De bijzondere curator neemt het verzoek tot vaststelling van het ouderschap van de man met betrekking tot de minderjarigen over. Aan de mogelijkheid om door middel van gerechtelijke vaststelling het ouderschap te vestigen is voor het kind, vertegenwoordigd door de bijzondere curator, geen termijn vastgesteld.

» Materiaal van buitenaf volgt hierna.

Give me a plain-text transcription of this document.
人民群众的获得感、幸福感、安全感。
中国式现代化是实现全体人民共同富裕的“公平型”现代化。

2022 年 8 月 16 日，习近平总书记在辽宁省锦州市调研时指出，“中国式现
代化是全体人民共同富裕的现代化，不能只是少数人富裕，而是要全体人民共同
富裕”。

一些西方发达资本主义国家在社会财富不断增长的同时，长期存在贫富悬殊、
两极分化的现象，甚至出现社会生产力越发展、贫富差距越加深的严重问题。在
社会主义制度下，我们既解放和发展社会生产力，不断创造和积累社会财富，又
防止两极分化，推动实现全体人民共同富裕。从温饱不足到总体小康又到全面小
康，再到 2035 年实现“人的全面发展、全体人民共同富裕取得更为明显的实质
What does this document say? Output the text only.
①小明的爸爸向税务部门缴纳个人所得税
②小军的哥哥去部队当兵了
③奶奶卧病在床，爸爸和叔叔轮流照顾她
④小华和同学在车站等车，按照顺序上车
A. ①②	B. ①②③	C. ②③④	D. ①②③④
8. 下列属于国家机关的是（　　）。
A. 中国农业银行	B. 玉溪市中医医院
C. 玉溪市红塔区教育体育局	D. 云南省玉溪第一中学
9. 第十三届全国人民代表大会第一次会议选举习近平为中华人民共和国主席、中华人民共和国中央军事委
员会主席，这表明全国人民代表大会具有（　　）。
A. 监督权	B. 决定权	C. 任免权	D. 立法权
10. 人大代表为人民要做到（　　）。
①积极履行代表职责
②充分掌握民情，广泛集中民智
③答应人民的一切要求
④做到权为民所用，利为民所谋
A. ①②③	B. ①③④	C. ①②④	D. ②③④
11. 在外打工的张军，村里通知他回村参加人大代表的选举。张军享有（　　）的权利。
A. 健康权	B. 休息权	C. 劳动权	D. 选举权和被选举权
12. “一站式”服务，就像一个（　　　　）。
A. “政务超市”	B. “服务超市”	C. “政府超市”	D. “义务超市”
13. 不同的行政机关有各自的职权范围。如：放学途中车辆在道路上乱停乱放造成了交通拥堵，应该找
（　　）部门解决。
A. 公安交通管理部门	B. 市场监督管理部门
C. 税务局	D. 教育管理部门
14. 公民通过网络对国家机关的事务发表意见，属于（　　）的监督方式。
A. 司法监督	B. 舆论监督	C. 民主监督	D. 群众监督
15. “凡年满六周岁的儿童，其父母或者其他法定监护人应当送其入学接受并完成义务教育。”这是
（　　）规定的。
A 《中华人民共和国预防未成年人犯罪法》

Dit betekent dat het kind een in tijd onbeperkte mogelijkheid tot gerechtelijke vaststelling van het ouderschap krijgt. De bijzondere curator is dan ook ontvankelijk in zijn verzoek.

3.1.9.

De rechtbank zal het verzoek van de vrouw met betrekking tot [naam kind 1] als niet weersproken en voldoende onderbouwd en aangetoond toewijzen.

3.1.10.

Alvorens verder te beslissen heeft de rechtbank ten aanzien van [naam kind 2] behoefte aan een onderzoek door een deskundige, waarbij aan de hand van DNA-onderzoek wordt onderzocht of de man al dan niet de biologische vader van deze minderjarige kan zijn en met welke mate van waarschijnlijkheid. De rechtbank acht een dergelijk onderzoek ook noodzakelijk in verband met de openbare orde.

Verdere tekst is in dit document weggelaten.